Le comte de Las Cases, tout dévoué à l'auguste captif de Sainte-Hélène, fut dénoncé au gouverneur, le 25 novembre 1816, par un ancien domestique, sur lequel il croyait pouvoir compter et auquel il avait confié plusieurs lettres pour l'Europe, notamment pour Rome, à l'adresse de Madame. M. de Las Cases, arrêté aussitôt et séparé de l'empereur, fut éloigné de lui, à grande distance, avec son fils Emmanuel, pendant plus d'un mois, et obligé ensuite de quitter l'île pour se rendre au Cap.
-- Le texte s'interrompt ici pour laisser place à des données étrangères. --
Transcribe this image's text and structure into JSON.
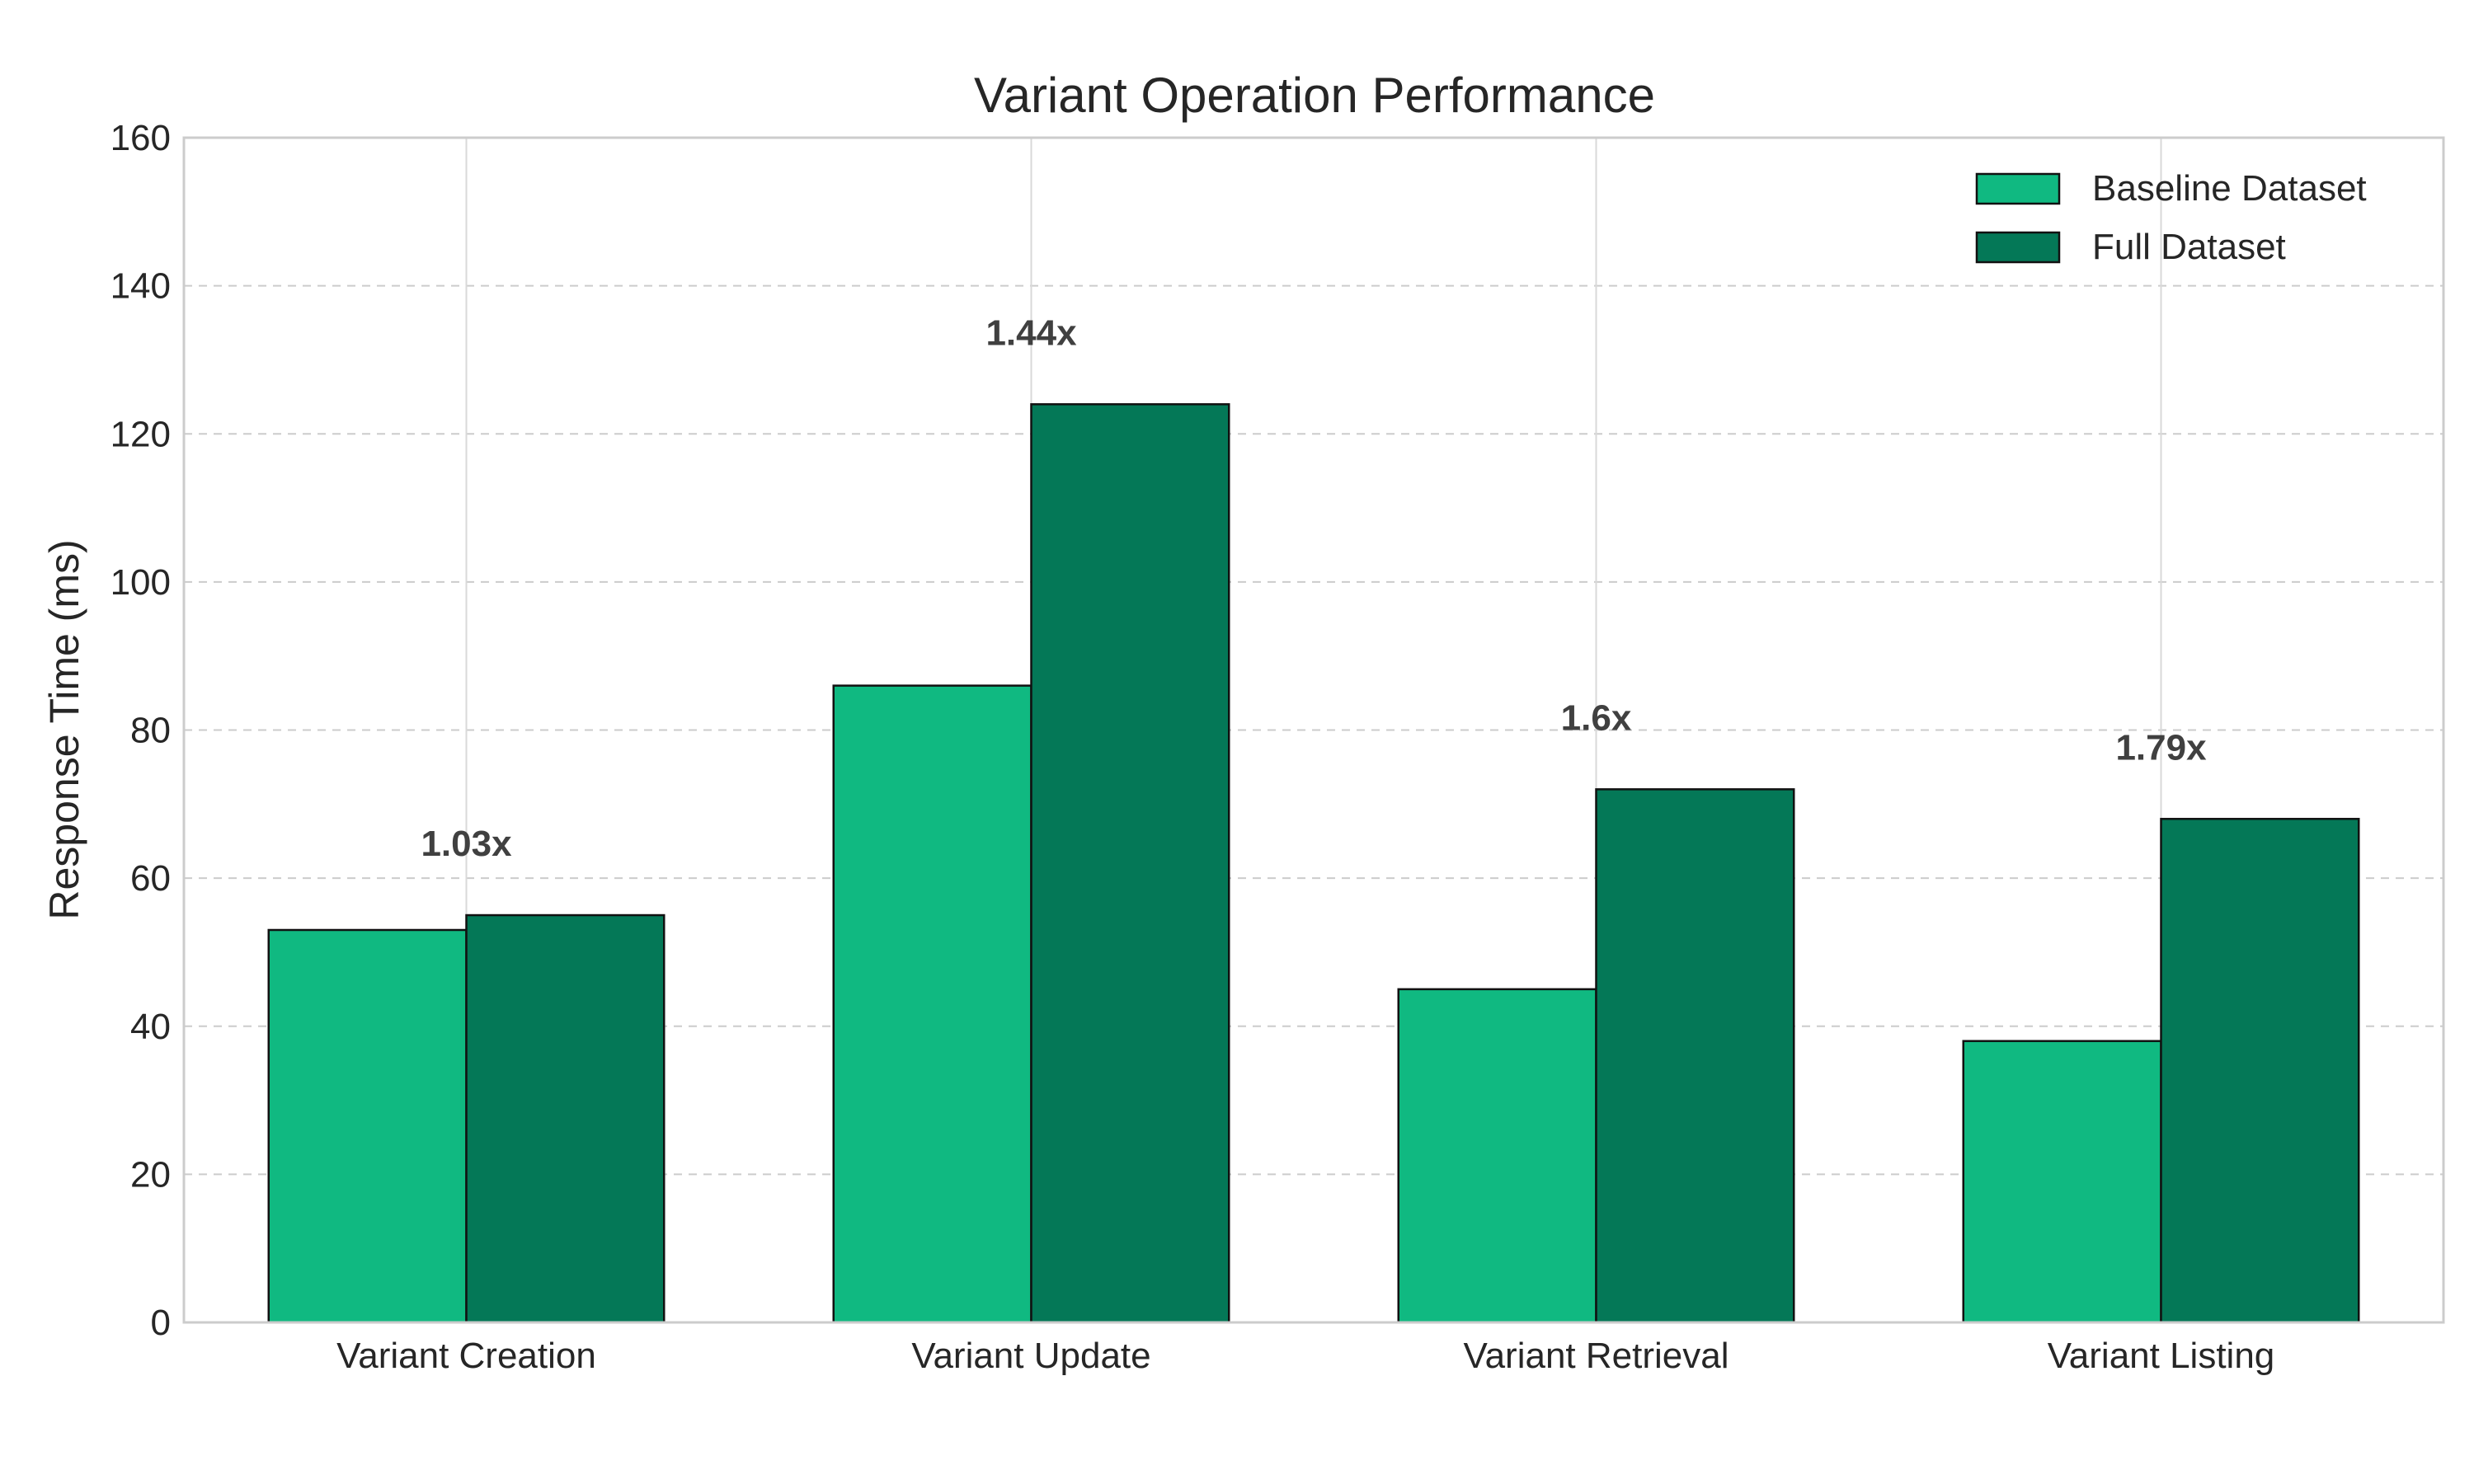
{
  "chart_data": {
    "type": "bar",
    "title": "Variant Operation Performance",
    "xlabel": "",
    "ylabel": "Response Time (ms)",
    "ylim": [
      0,
      160
    ],
    "yticks": [
      0,
      20,
      40,
      60,
      80,
      100,
      120,
      140,
      160
    ],
    "categories": [
      "Variant Creation",
      "Variant Update",
      "Variant Retrieval",
      "Variant Listing"
    ],
    "series": [
      {
        "name": "Baseline Dataset",
        "color": "#10b981",
        "values": [
          53,
          86,
          45,
          38
        ]
      },
      {
        "name": "Full Dataset",
        "color": "#047857",
        "values": [
          55,
          124,
          72,
          68
        ]
      }
    ],
    "annotations": [
      "1.03x",
      "1.44x",
      "1.6x",
      "1.79x"
    ],
    "grid": {
      "x": true,
      "y": true,
      "y_style": "dashed"
    },
    "legend_position": "top-right"
  }
}
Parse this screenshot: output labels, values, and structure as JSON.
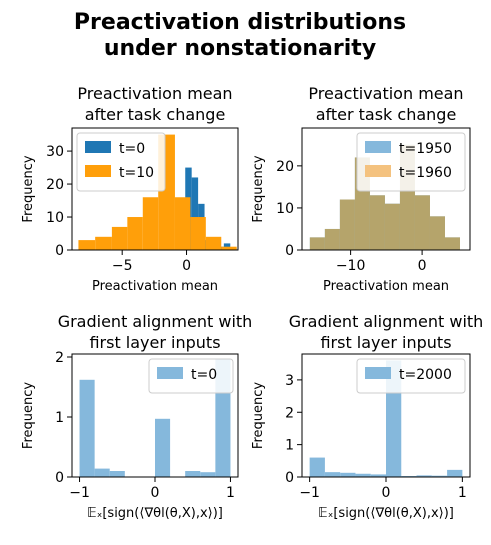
{
  "suptitle": [
    "Preactivation distributions",
    "under nonstationarity"
  ],
  "colors": {
    "blue": "#1f77b4",
    "orange": "#ff9f0a",
    "light_blue": "#85b8dc",
    "light_orange": "#f4c27f",
    "overlap": "#b5a46b"
  },
  "chart_data": [
    {
      "type": "histogram",
      "title": [
        "Preactivation mean",
        "after task change"
      ],
      "xlabel": "Preactivation mean",
      "ylabel": "Frequency",
      "xlim": [
        -8.9,
        4.0
      ],
      "ylim": [
        0,
        37
      ],
      "xticks": [
        -5,
        0
      ],
      "xtick_labels": [
        "−5",
        "0"
      ],
      "yticks": [
        0,
        10,
        20,
        30
      ],
      "yticks_labels": [
        "0",
        "10",
        "20",
        "30"
      ],
      "legend": "top-left",
      "series": [
        {
          "name": "t=0",
          "color_key": "blue",
          "alpha": 1,
          "bins": [
            [
              -0.6,
              -0.1,
              4
            ],
            [
              -0.1,
              0.4,
              25
            ],
            [
              0.4,
              0.9,
              22
            ],
            [
              0.9,
              1.4,
              14
            ],
            [
              1.4,
              1.9,
              3
            ],
            [
              1.9,
              2.4,
              2
            ],
            [
              2.4,
              2.9,
              1
            ],
            [
              2.9,
              3.4,
              2
            ],
            [
              3.4,
              3.9,
              0.5
            ]
          ]
        },
        {
          "name": "t=10",
          "color_key": "orange",
          "alpha": 1,
          "bins": [
            [
              -8.4,
              -7.1,
              3
            ],
            [
              -7.1,
              -5.8,
              4
            ],
            [
              -5.8,
              -4.6,
              7
            ],
            [
              -4.6,
              -3.4,
              10
            ],
            [
              -3.4,
              -2.2,
              16
            ],
            [
              -2.2,
              -0.9,
              35
            ],
            [
              -0.9,
              0.3,
              16
            ],
            [
              0.3,
              1.5,
              10
            ],
            [
              1.5,
              2.7,
              4
            ],
            [
              2.7,
              3.9,
              1
            ]
          ]
        }
      ]
    },
    {
      "type": "histogram",
      "title": [
        "Preactivation mean",
        "after task change"
      ],
      "xlabel": "Preactivation mean",
      "ylabel": "Frequency",
      "xlim": [
        -16.8,
        6.7
      ],
      "ylim": [
        0,
        29
      ],
      "xticks": [
        -10,
        0
      ],
      "xtick_labels": [
        "−10",
        "0"
      ],
      "yticks": [
        0,
        10,
        20
      ],
      "yticks_labels": [
        "0",
        "10",
        "20"
      ],
      "legend": "top-right",
      "series": [
        {
          "name": "t=1950",
          "color_key": "light_blue",
          "alpha": 1,
          "bins": [
            [
              -15.7,
              -13.6,
              3
            ],
            [
              -13.6,
              -11.5,
              5
            ],
            [
              -11.5,
              -9.4,
              12
            ],
            [
              -9.4,
              -7.3,
              22
            ],
            [
              -7.3,
              -5.2,
              13
            ],
            [
              -5.2,
              -3.1,
              11
            ],
            [
              -3.1,
              -1.0,
              25
            ],
            [
              -1.0,
              1.1,
              13
            ],
            [
              1.1,
              3.2,
              8
            ],
            [
              3.2,
              5.3,
              3
            ]
          ]
        },
        {
          "name": "t=1960",
          "color_key": "light_orange",
          "alpha": 1,
          "bins": [
            [
              -15.7,
              -13.6,
              3
            ],
            [
              -13.6,
              -11.5,
              5
            ],
            [
              -11.5,
              -9.4,
              12
            ],
            [
              -9.4,
              -7.3,
              22
            ],
            [
              -7.3,
              -5.2,
              13
            ],
            [
              -5.2,
              -3.1,
              11
            ],
            [
              -3.1,
              -1.0,
              25
            ],
            [
              -1.0,
              1.1,
              13
            ],
            [
              1.1,
              3.2,
              8
            ],
            [
              3.2,
              5.3,
              3
            ]
          ]
        }
      ]
    },
    {
      "type": "histogram",
      "title": [
        "Gradient alignment with",
        "first layer inputs"
      ],
      "xlabel": "𝔼ₓ[sign(⟨∇θl(θ,X),x⟩)]",
      "ylabel": "Frequency",
      "xlim": [
        -1.1,
        1.1
      ],
      "ylim": [
        0,
        2.05
      ],
      "xticks": [
        -1,
        0,
        1
      ],
      "xtick_labels": [
        "−1",
        "0",
        "1"
      ],
      "yticks": [
        0,
        1,
        2
      ],
      "yticks_labels": [
        "0",
        "1",
        "2"
      ],
      "legend": "top-right",
      "series": [
        {
          "name": "t=0",
          "color_key": "light_blue",
          "alpha": 1,
          "bins": [
            [
              -1.0,
              -0.8,
              1.62
            ],
            [
              -0.8,
              -0.6,
              0.14
            ],
            [
              -0.6,
              -0.4,
              0.1
            ],
            [
              -0.4,
              -0.2,
              0
            ],
            [
              -0.2,
              0.0,
              0
            ],
            [
              0.0,
              0.2,
              0.97
            ],
            [
              0.2,
              0.4,
              0
            ],
            [
              0.4,
              0.6,
              0.1
            ],
            [
              0.6,
              0.8,
              0.08
            ],
            [
              0.8,
              1.0,
              1.96
            ]
          ]
        }
      ]
    },
    {
      "type": "histogram",
      "title": [
        "Gradient alignment with",
        "first layer inputs"
      ],
      "xlabel": "𝔼ₓ[sign(⟨∇θl(θ,X),x⟩)]",
      "ylabel": "Frequency",
      "xlim": [
        -1.1,
        1.1
      ],
      "ylim": [
        0,
        3.8
      ],
      "xticks": [
        -1,
        0,
        1
      ],
      "xtick_labels": [
        "−1",
        "0",
        "1"
      ],
      "yticks": [
        0,
        1,
        2,
        3
      ],
      "yticks_labels": [
        "0",
        "1",
        "2",
        "3"
      ],
      "legend": "top-right",
      "series": [
        {
          "name": "t=2000",
          "color_key": "light_blue",
          "alpha": 1,
          "bins": [
            [
              -1.0,
              -0.8,
              0.6
            ],
            [
              -0.8,
              -0.6,
              0.15
            ],
            [
              -0.6,
              -0.4,
              0.13
            ],
            [
              -0.4,
              -0.2,
              0.1
            ],
            [
              -0.2,
              0.0,
              0.08
            ],
            [
              0.0,
              0.2,
              3.6
            ],
            [
              0.2,
              0.4,
              0.03
            ],
            [
              0.4,
              0.6,
              0.05
            ],
            [
              0.6,
              0.8,
              0.04
            ],
            [
              0.8,
              1.0,
              0.22
            ]
          ]
        }
      ]
    }
  ]
}
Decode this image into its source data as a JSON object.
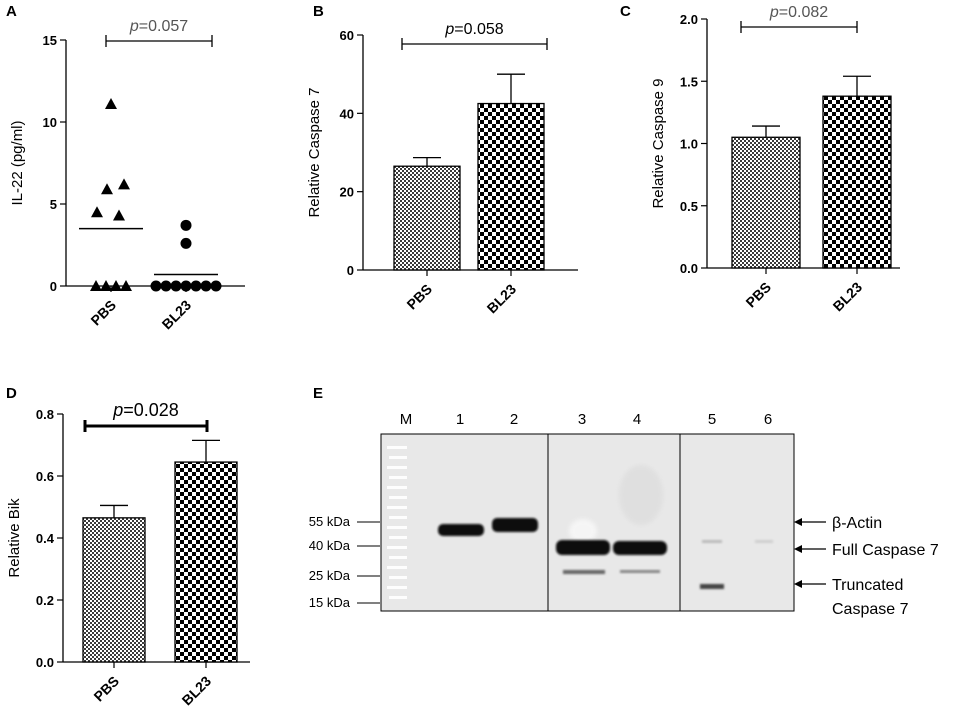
{
  "chart_data": [
    {
      "panel": "A",
      "type": "scatter",
      "ylabel": "IL-22 (pg/ml)",
      "categories": [
        "PBS",
        "BL23"
      ],
      "ylim": [
        0,
        15
      ],
      "yticks": [
        "0",
        "5",
        "10",
        "15"
      ],
      "series": [
        {
          "marker": "triangle",
          "values": [
            11.1,
            6.2,
            5.9,
            4.5,
            4.3,
            0,
            0,
            0,
            0
          ],
          "mean": 3.5
        },
        {
          "marker": "circle",
          "values": [
            3.7,
            2.6,
            0,
            0,
            0,
            0,
            0,
            0,
            0
          ],
          "mean": 0.7
        }
      ],
      "annotation": {
        "prefix": "p",
        "text": "=0.057",
        "p_value": 0.057
      }
    },
    {
      "panel": "B",
      "type": "bar",
      "ylabel": "Relative Caspase 7",
      "categories": [
        "PBS",
        "BL23"
      ],
      "values": [
        26.5,
        42.5
      ],
      "errors": [
        2.2,
        7.5
      ],
      "ylim": [
        0,
        60
      ],
      "yticks": [
        "0",
        "20",
        "40",
        "60"
      ],
      "annotation": {
        "prefix": "p",
        "text": "=0.058",
        "p_value": 0.058
      }
    },
    {
      "panel": "C",
      "type": "bar",
      "ylabel": "Relative Caspase 9",
      "categories": [
        "PBS",
        "BL23"
      ],
      "values": [
        1.05,
        1.38
      ],
      "errors": [
        0.09,
        0.16
      ],
      "ylim": [
        0,
        2.0
      ],
      "yticks": [
        "0.0",
        "0.5",
        "1.0",
        "1.5",
        "2.0"
      ],
      "annotation": {
        "prefix": "p",
        "text": "=0.082",
        "p_value": 0.082
      }
    },
    {
      "panel": "D",
      "type": "bar",
      "ylabel": "Relative Bik",
      "categories": [
        "PBS",
        "BL23"
      ],
      "values": [
        0.465,
        0.645
      ],
      "errors": [
        0.04,
        0.07
      ],
      "ylim": [
        0,
        0.8
      ],
      "yticks": [
        "0.0",
        "0.2",
        "0.4",
        "0.6",
        "0.8"
      ],
      "annotation": {
        "prefix": "p",
        "text": "=0.028",
        "p_value": 0.028
      }
    }
  ],
  "blot": {
    "panel": "E",
    "lanes": [
      "M",
      "1",
      "2",
      "3",
      "4",
      "5",
      "6"
    ],
    "markers": [
      "55 kDa",
      "40 kDa",
      "25 kDa",
      "15 kDa"
    ],
    "bands": [
      "β-Actin",
      "Full Caspase 7",
      "Truncated",
      "Caspase 7"
    ]
  },
  "colors": {
    "axis": "#000000",
    "ptext": "#555555",
    "blot_bg": "#e8e8e8"
  }
}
Une lettre au prince Lucien, datée du 6 mars 1816, fut la cause déterminante de cette mesure rigoureuse et fit grand bruit. Voici cette lettre[10] :

Monseigneur,

Je viens de recevoir votre lettre de Rome, datée du 6 mars dernier. Je m'estime bien heureux que Votre Altesse ait daigné m'honorer de cette marque de son souvenir. Je m'efforcerai d'y répondre, en lui donnant, de temps à autre, pour toute sa famille un détail de tout ce qui concerne l'empereur, sa santé, ses occupations et les traitements qu'on lui fait éprouver. Je vous manderai surtout, monseigneur, les choses telles qu'elles se sont passées et telles qu'elles se trouveront, m'en reposant, sur Votre Altesse, pour déguiser, au besoin, au cœur toujours sensible d'une mère, ce qu'il pourrait y avoir de trop affligeant pour elle, etc.

Les Mémoires authentiques de Sainte-Hélène, faisant suite à la Correspondance[11] attestent maintes fois l'hommage rendu par Napoléon à sa mère.

 

 

 



[1] Napoléon et Marie-Louise, 1844, 3 vol., t. Ier, p. 449.

[2] Archives du Ministère ?

[3] Mémorial de Sainte-Hélène. Éd. illustrée de 1842, t. Ier, p. 605.

[4] Marie-Louise et le duc de Reichstadt. 1 vol. sur les Femmes des Tuileries, par le baron Imbert de Saint-Amand, 1886.

[5] Registre de correspondance du cardinal.

[6] La captivité. Suite de la correspondance de Napoléon Ier, t. XXII.

[7] Mémorial de Sainte-Hélène, par de Las Cases, 1842, t. II.

[8] Histoire de la famille Bonaparte depuis 1815, 2e édit., 1849.

[9] Histoire de Napoléon, par Tissot, de l'Académie française, 1833, t. Ier, p. 2 : Quelques observations.

[10] Mémorial de Sainte-Hélène. Éd. illustrée, 1842, t. II, p. 502.

[11] Extraits des récits de la captivité, suite de la Correspondance de Napoléon Ier, t. XXXII, éd. in-4°, 1869.